Major vector database providers, such as Pinecone and Weaviate, have begun implementing security features specifically to address these concerns, validating the importance of this new testing category.
New Additions
RAG/knowledge-base poisoning: Malicious embeddings that can poison semantic search results
Cross-tenant context leakage: Privacy violations in shared vector stores
RAG system exploitation: Manipulating retrieval mechanisms to control model outputs
Agentic AI Security
The rise of autonomous AI agents in 2025 has represented a paradigm shift from passive Q&A systems to active decision-makers as enterprises have begun to realize scale efficiencies by inserting agentic AI into operations.
New Additions
MCP (Model Context Protocol) security: Testing implementations for security flaws or insecure configurations in agentic workflows.
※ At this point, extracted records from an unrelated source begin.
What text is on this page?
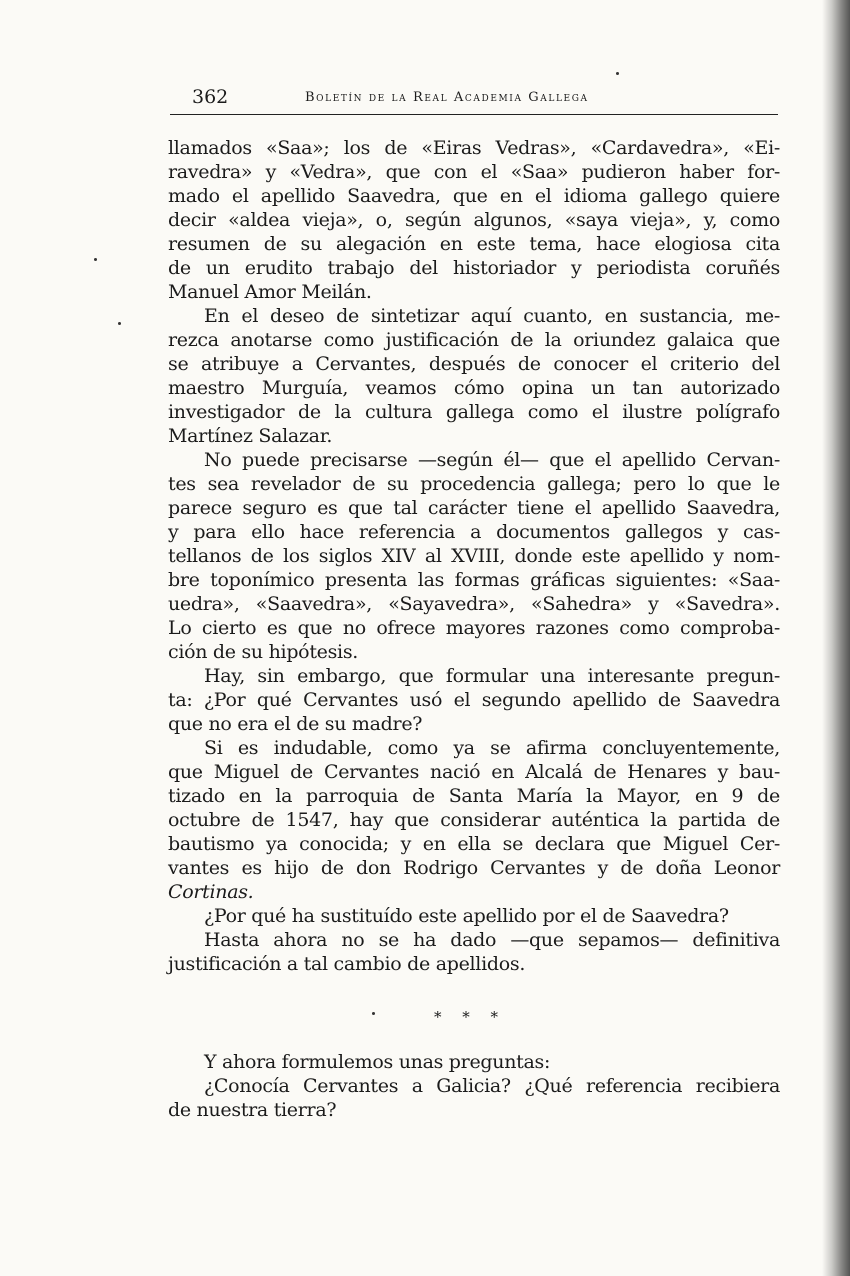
362	Boletín de la Real Academia Gallega
llamados «Saa»; los de «Eiras Vedras», «Cardavedra», «Ei-
ravedra» y «Vedra», que con el «Saa» pudieron haber for-
mado el apellido Saavedra, que en el idioma gallego quiere
decir «aldea vieja», o, según algunos, «saya vieja», y, como
resumen de su alegación en este tema, hace elogiosa cita
de un erudito trabajo del historiador y periodista coruñés
Manuel Amor Meilán.
En el deseo de sintetizar aquí cuanto, en sustancia, me-
rezca anotarse como justificación de la oriundez galaica que
se atribuye a Cervantes, después de conocer el criterio del
maestro Murguía, veamos cómo opina un tan autorizado
investigador de la cultura gallega como el ilustre polígrafo
Martínez Salazar.
No puede precisarse —según él— que el apellido Cervan-
tes sea revelador de su procedencia gallega; pero lo que le
parece seguro es que tal carácter tiene el apellido Saavedra,
y para ello hace referencia a documentos gallegos y cas-
tellanos de los siglos XIV al XVIII, donde este apellido y nom-
bre toponímico presenta las formas gráficas siguientes: «Saa-
uedra», «Saavedra», «Sayavedra», «Sahedra» y «Savedra».
Lo cierto es que no ofrece mayores razones como comproba-
ción de su hipótesis.
Hay, sin embargo, que formular una interesante pregun-
ta: ¿Por qué Cervantes usó el segundo apellido de Saavedra
que no era el de su madre?
Si es indudable, como ya se afirma concluyentemente,
que Miguel de Cervantes nació en Alcalá de Henares y bau-
tizado en la parroquia de Santa María la Mayor, en 9 de
octubre de 1547, hay que considerar auténtica la partida de
bautismo ya conocida; y en ella se declara que Miguel Cer-
vantes es hijo de don Rodrigo Cervantes y de doña Leonor
Cortinas.
¿Por qué ha sustituído este apellido por el de Saavedra?
Hasta ahora no se ha dado —que sepamos— definitiva
justificación a tal cambio de apellidos.
* * *
Y ahora formulemos unas preguntas:
¿Conocía Cervantes a Galicia? ¿Qué referencia recibiera
de nuestra tierra?
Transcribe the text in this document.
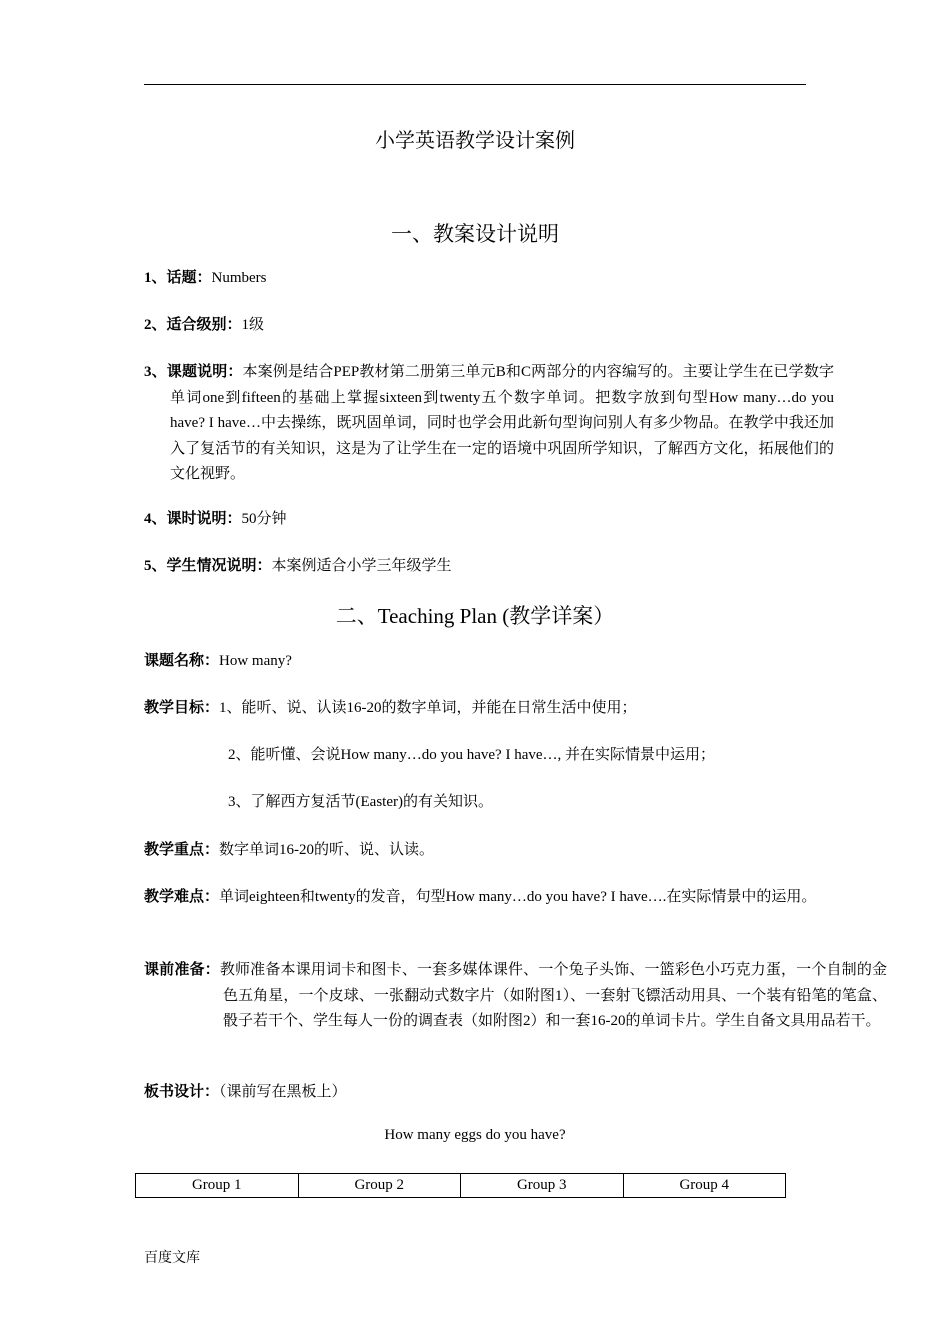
小学英语教学设计案例
一、教案设计说明
1、话题：Numbers
2、适合级别：1级
3、课题说明：本案例是结合PEP教材第二册第三单元B和C两部分的内容编写的。主要让学生在已学数字单词one到fifteen的基础上掌握sixteen到twenty五个数字单词。把数字放到句型How many…do you have? I have…中去操练，既巩固单词，同时也学会用此新句型询问别人有多少物品。在教学中我还加入了复活节的有关知识，这是为了让学生在一定的语境中巩固所学知识，了解西方文化，拓展他们的文化视野。
4、课时说明：50分钟
5、学生情况说明：本案例适合小学三年级学生
二、Teaching Plan (教学详案）
课题名称：How many?
教学目标：1、能听、说、认读16-20的数字单词，并能在日常生活中使用；
2、能听懂、会说How many…do you have? I have…, 并在实际情景中运用；
3、了解西方复活节(Easter)的有关知识。
教学重点：数字单词16-20的听、说、认读。
教学难点：单词eighteen和twenty的发音，句型How many…do you have? I have….在实际情景中的运用。
课前准备：教师准备本课用词卡和图卡、一套多媒体课件、一个兔子头饰、一篮彩色小巧克力蛋，一个自制的金色五角星，一个皮球、一张翻动式数字片（如附图1）、一套射飞镖活动用具、一个装有铅笔的笔盒、骰子若干个、学生每人一份的调查表（如附图2）和一套16-20的单词卡片。学生自备文具用品若干。
板书设计：（课前写在黑板上）
How many eggs do you have?
Group 1	Group 2	Group 3	Group 4
百度文库
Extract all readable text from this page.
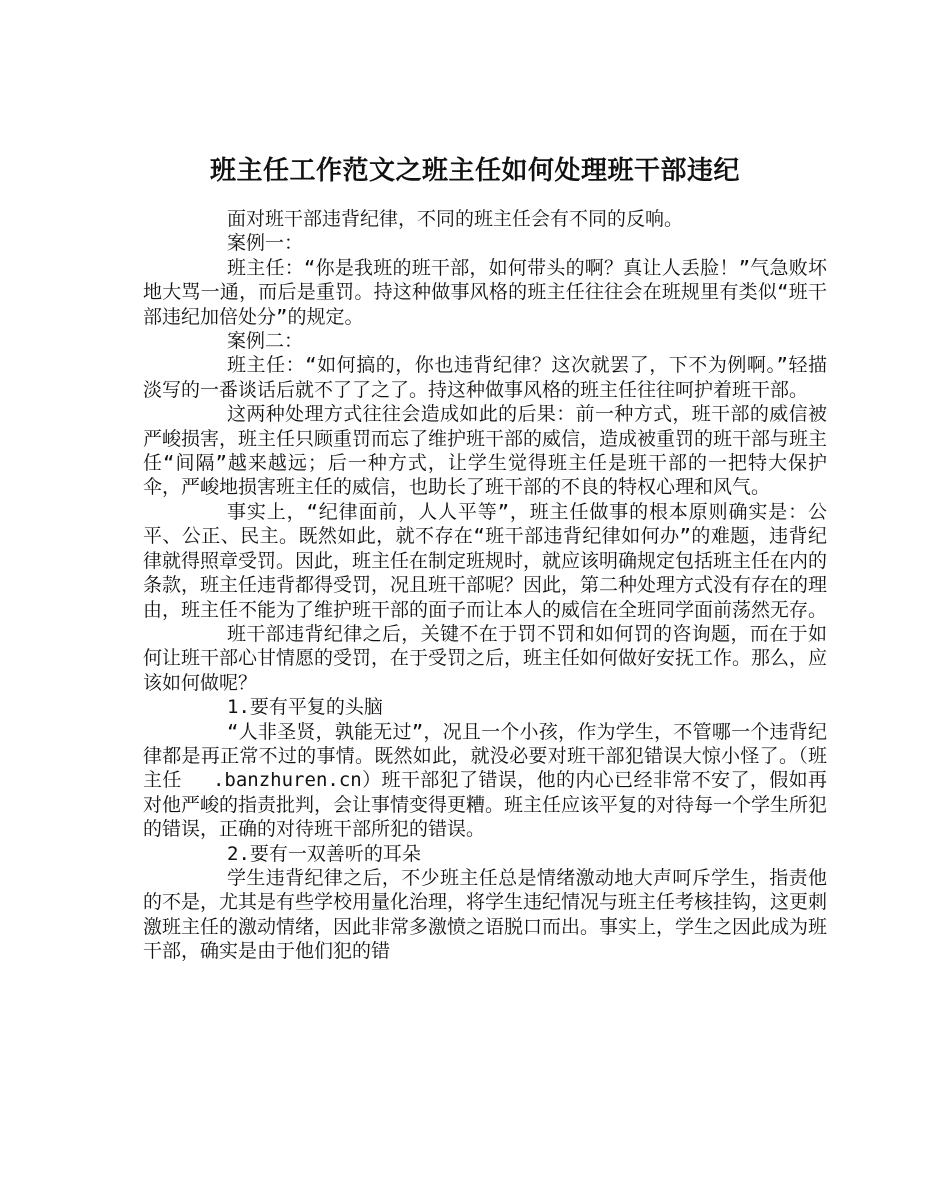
班主任工作范文之班主任如何处理班干部违纪

面对班干部违背纪律，不同的班主任会有不同的反响。

案例一：

班主任：“你是我班的班干部，如何带头的啊？真让人丢脸！”气急败坏地大骂一通，而后是重罚。持这种做事风格的班主任往往会在班规里有类似“班干部违纪加倍处分”的规定。

案例二：

班主任：“如何搞的，你也违背纪律？这次就罢了，下不为例啊。”轻描淡写的一番谈话后就不了了之了。持这种做事风格的班主任往往呵护着班干部。

这两种处理方式往往会造成如此的后果：前一种方式，班干部的威信被严峻损害，班主任只顾重罚而忘了维护班干部的威信，造成被重罚的班干部与班主任“间隔”越来越远；后一种方式，让学生觉得班主任是班干部的一把特大保护伞，严峻地损害班主任的威信，也助长了班干部的不良的特权心理和风气。

事实上，“纪律面前，人人平等”，班主任做事的根本原则确实是：公平、公正、民主。既然如此，就不存在“班干部违背纪律如何办”的难题，违背纪律就得照章受罚。因此，班主任在制定班规时，就应该明确规定包括班主任在内的条款，班主任违背都得受罚，况且班干部呢？因此，第二种处理方式没有存在的理由，班主任不能为了维护班干部的面子而让本人的威信在全班同学面前荡然无存。

班干部违背纪律之后，关键不在于罚不罚和如何罚的咨询题，而在于如何让班干部心甘情愿的受罚，在于受罚之后，班主任如何做好安抚工作。那么，应该如何做呢？

1.要有平复的头脑

“人非圣贤，孰能无过”，况且一个小孩，作为学生，不管哪一个违背纪律都是再正常不过的事情。既然如此，就没必要对班干部犯错误大惊小怪了。（班主任　 .banzhuren.cn）班干部犯了错误，他的内心已经非常不安了，假如再对他严峻的指责批判，会让事情变得更糟。班主任应该平复的对待每一个学生所犯的错误，正确的对待班干部所犯的错误。

2.要有一双善听的耳朵

学生违背纪律之后，不少班主任总是情绪激动地大声呵斥学生，指责他的不是，尤其是有些学校用量化治理，将学生违纪情况与班主任考核挂钩，这更刺激班主任的激动情绪，因此非常多激愤之语脱口而出。事实上，学生之因此成为班干部，确实是由于他们犯的错
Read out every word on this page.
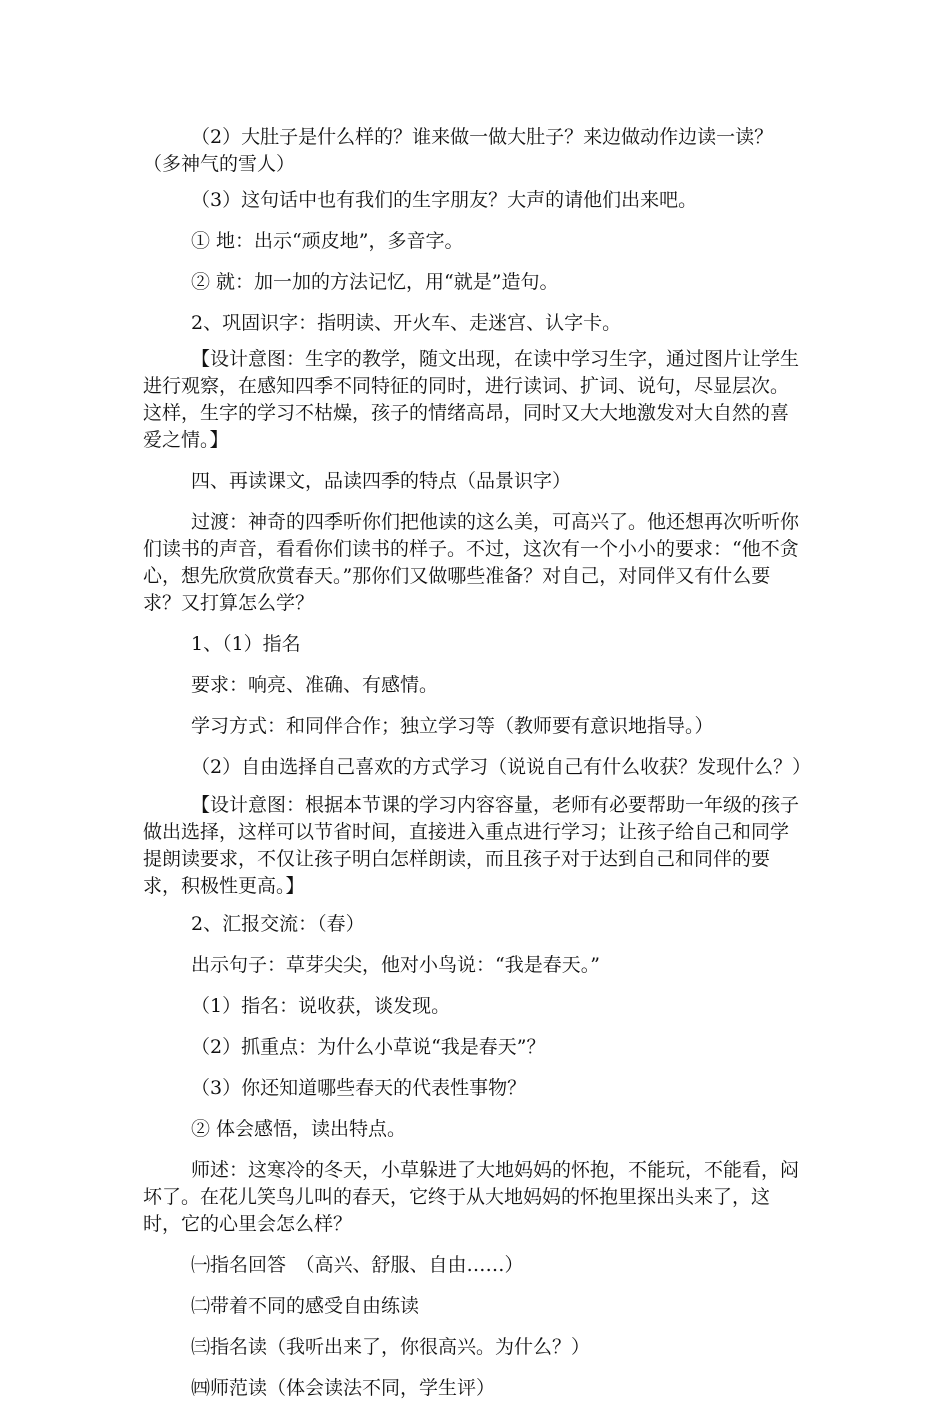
（2）大肚子是什么样的？谁来做一做大肚子？来边做动作边读一读？（多神气的雪人）

（3）这句话中也有我们的生字朋友？大声的请他们出来吧。

① 地：出示“顽皮地”，多音字。

② 就：加一加的方法记忆，用“就是”造句。

2、巩固识字：指明读、开火车、走迷宫、认字卡。

【设计意图：生字的教学，随文出现，在读中学习生字，通过图片让学生进行观察，在感知四季不同特征的同时，进行读词、扩词、说句，尽显层次。这样，生字的学习不枯燥，孩子的情绪高昂，同时又大大地激发对大自然的喜爱之情。】

四、再读课文，品读四季的特点（品景识字）

过渡：神奇的四季听你们把他读的这么美，可高兴了。他还想再次听听你们读书的声音，看看你们读书的样子。不过，这次有一个小小的要求：“他不贪心，想先欣赏欣赏春天。”那你们又做哪些准备？对自己，对同伴又有什么要求？又打算怎么学？

1、（1）指名

要求：响亮、准确、有感情。

学习方式：和同伴合作；独立学习等（教师要有意识地指导。）

（2）自由选择自己喜欢的方式学习（说说自己有什么收获？发现什么？）

【设计意图：根据本节课的学习内容容量，老师有必要帮助一年级的孩子做出选择，这样可以节省时间，直接进入重点进行学习；让孩子给自己和同学提朗读要求，不仅让孩子明白怎样朗读，而且孩子对于达到自己和同伴的要求，积极性更高。】

2、汇报交流：（春）

出示句子：草芽尖尖，他对小鸟说：“我是春天。”

（1）指名：说收获，谈发现。

（2）抓重点：为什么小草说“我是春天”？

（3）你还知道哪些春天的代表性事物？

② 体会感悟，读出特点。

师述：这寒冷的冬天，小草躲进了大地妈妈的怀抱，不能玩，不能看，闷坏了。在花儿笑鸟儿叫的春天，它终于从大地妈妈的怀抱里探出头来了，这时，它的心里会怎么样？

㈠指名回答　（高兴、舒服、自由……）

㈡带着不同的感受自由练读

㈢指名读（我听出来了，你很高兴。为什么？）

㈣师范读（体会读法不同，学生评）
Agent goal manipulation: Ensuring agents cannot be redirected from their intended objectives
Cascading failure induction: Preventing single compromised agents from affecting entire networks
AI-powered social engineering: Detection of agents’ susceptibility to manipulate humans or other agents
Granular Output Handling Vulnerabilities
LLM02: Insecure Output Handling was updated to LLM05:2025 Improper Output Handling in the OWASP Top 10 for LLM Applications 2025. HackerOne’s penetration testing methodology breaks down the high-level concept to a detailed taxonomy of 12 specific injection types. This granularity reflects observed attacks where LLMs have been used as vectors for traditional web vulnerabilities, requiring testers to understand both AI and conventional security domains.
New Additions
Markdown image injection
LDAP injection via LLM
Template injection attacks
Deserialization vulnerabilities
AI Safety and Alignment Testing
This category addresses the growing concern around AI safety and responsible deployment. This addition reflects the industry's shift toward responsible AI practices and the emergence of global regulatory requirements.
New Additions
Safety policy jailbreak probes: Testing robustness of safety training
Harm prevention controls: Validating the effectiveness of content filters
Bias detection and mitigation: Ensuring fair and ethical model behavior
What This Means for Security Teams
The updated methodology represents a fundamental shift in how we approach AI/LLM security testing:
Tool Ecosystem Maturity: The development of specialized AI security testing frameworks is reflected in the breadth of testing tooling now available and actively maintained within the open-source community. Many maintainers and creators of these tools are members of the HackerOne Pentester Community and have worked closely with our core team to understand the toolkits attackers are building to compromise AI systems.
Regulatory Alignment: Testing now directly maps to the EU AI Act and U.S. AI safety mandates, simplifying compliance readiness.
Proactive Threat Modeling: Our approach anticipates emerging attack vectors based on AI capability trajectories, so your defenses mature before attackers do.